Um Nachschub an Künstlern habe er sich keine Sorgen machen müssen. „Pro Künstler, der da war, wollten drei weitere zu uns." Fast täglich seien Bewerbungen reingekommen. Simonet hat aber auch viele Künstler etwa auf Messen selbst eingeladen. „Mein Auswahl­kriterium war, dass ich die Arbeit spannend fand", sagt er.

Alles selbst finanziert

Dabei konnte Simonet keine finanzielle Unterstützung anbieten, nur die Wohn- und Arbeitsräume. Addaya hat sich immer selbst finanziert, auch das Residenzprogramm. „Nur in den vergangenen Jahren kooperierten wir mit dem Kulturinstitut IEB bei den Residenzen der Kuratoren. Aber 99,9 Prozent der Ausgaben hat die Galerie gestemmt."

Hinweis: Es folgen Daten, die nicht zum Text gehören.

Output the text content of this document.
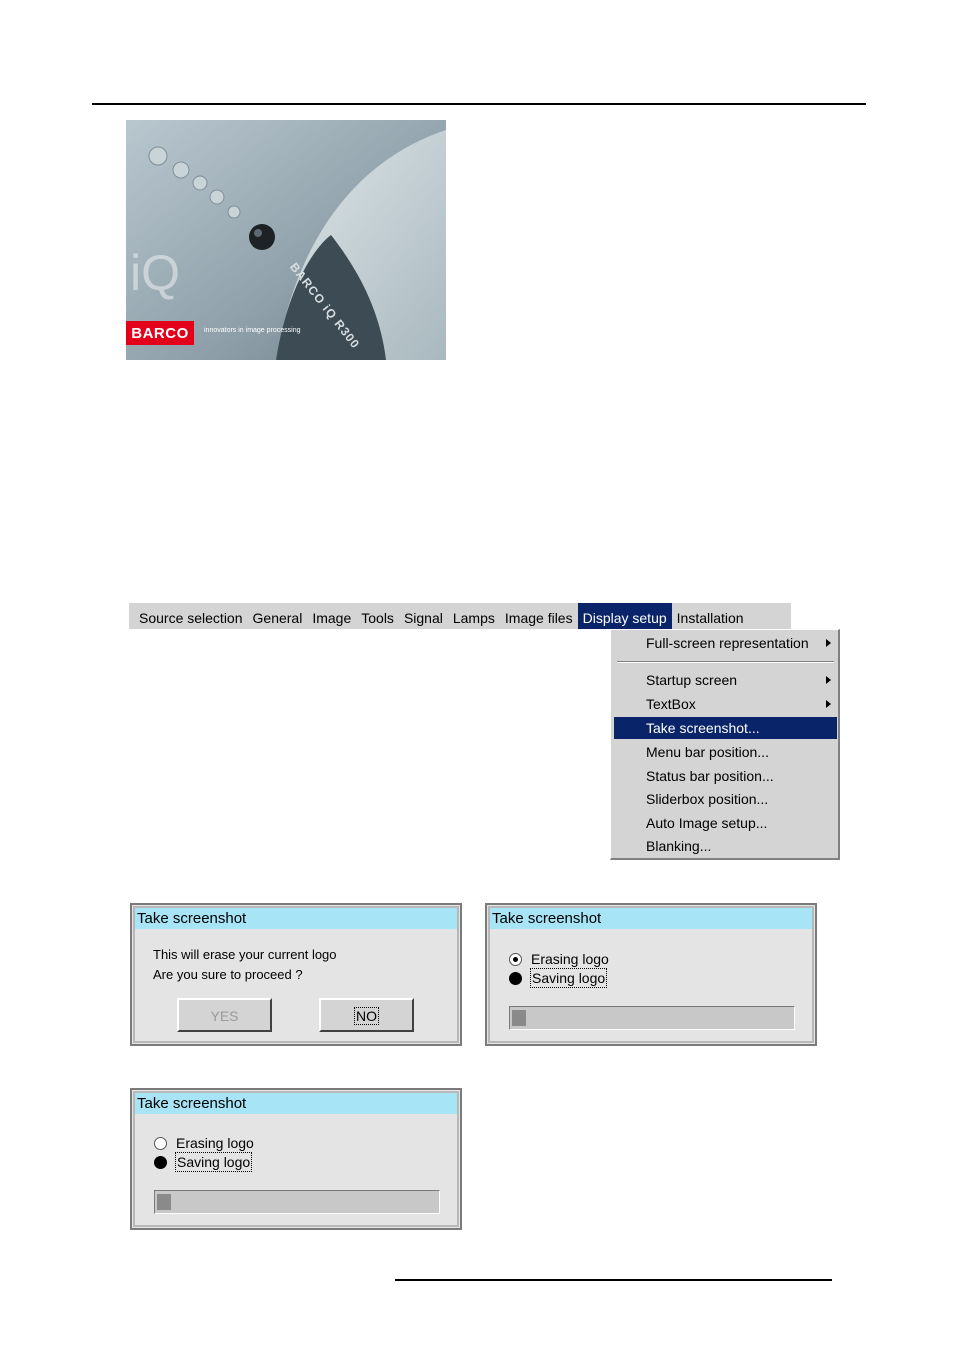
iQ	BARCO iQ R300
BARCO	innovators in image processing
Source selection General Image Tools Signal Lamps Image files Display setup Installation
Full-screen representation
Startup screen
TextBox
Take screenshot...
Menu bar position...
Status bar position...
Sliderbox position...
Auto Image setup...
Blanking...
Take screenshot
This will erase your current logo
Are you sure to proceed ?
YES	NO
Take screenshot
Erasing logo
Saving logo
Take screenshot
Erasing logo
Saving logo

So ganz ausgeschlossen ist es nicht, dass Simonet das Residenzprogramm wieder aufnimmt. Er habe ein Angebot für ein anderes Haus, das für das Projekt infrage käme - auch in Alaró. Noch ist allerdings nichts in trockenen Tüchern, Simonet will nicht ins Detail ­gehen. Irgendwie, das merkt man ihm an, will er weitermachen.